Find tangent of $2y=\ln{(x+1)}$ and calculate area between tangent,function and abscissa

Question

We are given a curve $2y=\ln{(x+1)}$

1. Find equation of tangent of given curve parallel to line $4y-2e^{-2}x-3=0$
2. Calculate area between curve,tangent and abscissa.
My solution:

1. Curve: $y=\frac{\ln{(x+1)}}{2}$

We have to find a tangent with slope $k=\frac{1}{2} e^{-2}$

$y'=\frac{1}{2} \frac{1}{x+1}$

We have $\frac{1}{2} \frac{1}{x+1}=\frac{1}{2} e^{-2}$, so $x=e^2-1$. For that $x$, $y=1$ and $y'=\frac{1}{2} e^{-2}$. Tangent has formula $g(x)=\frac{1}{2} e^{-2}(x-e^2+1)+1.$

2. I drew a picture, and i don't know how to calculate the area. I know there must be some combination of integrals, i was hoping if someone can draw a picture and give me solution. Thank you.
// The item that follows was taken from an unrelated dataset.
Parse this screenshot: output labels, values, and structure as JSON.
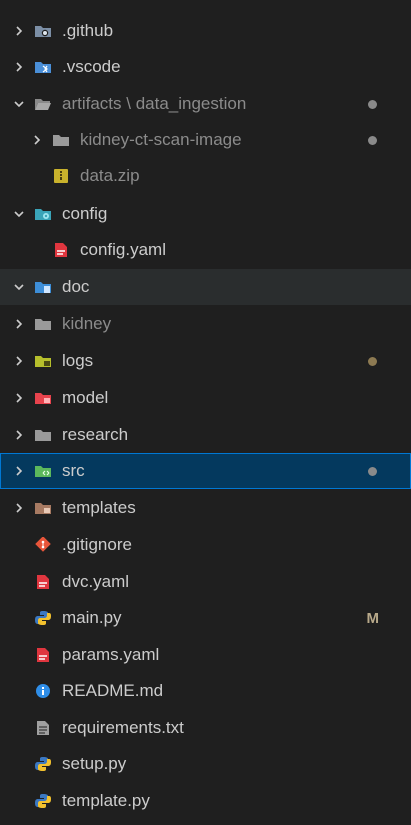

EDIT: Maybe I have wrong picture, i tried not to use WolframAlpha because we can't use it on exams. How do you even draw something like this?

Answer 1

You only have to know two things:

• The graph of $y = \ln (x)$. Graph of $y = \ln(x+a)$ is just the graph of $\ln(x)$ moved $a$ units to the left.
• What does it means to be tangent.

I suppose the area they want is the shaded one. It is $$ \int_0^{e^2-1} \left(\left[e^{-2}/2 (x - e^2 + 1) + 1\right] - \left[\frac12 \ln(x+1) \right]\right) \mathrm dx$$

Answer 2

Tangent formula you gave appears to be correct (unless I've forgotten GCSE!).

Assuming the area is the same as JnxF's prediction, integral evaluates to $\frac{e^4-4e^2-1}{4e^2}$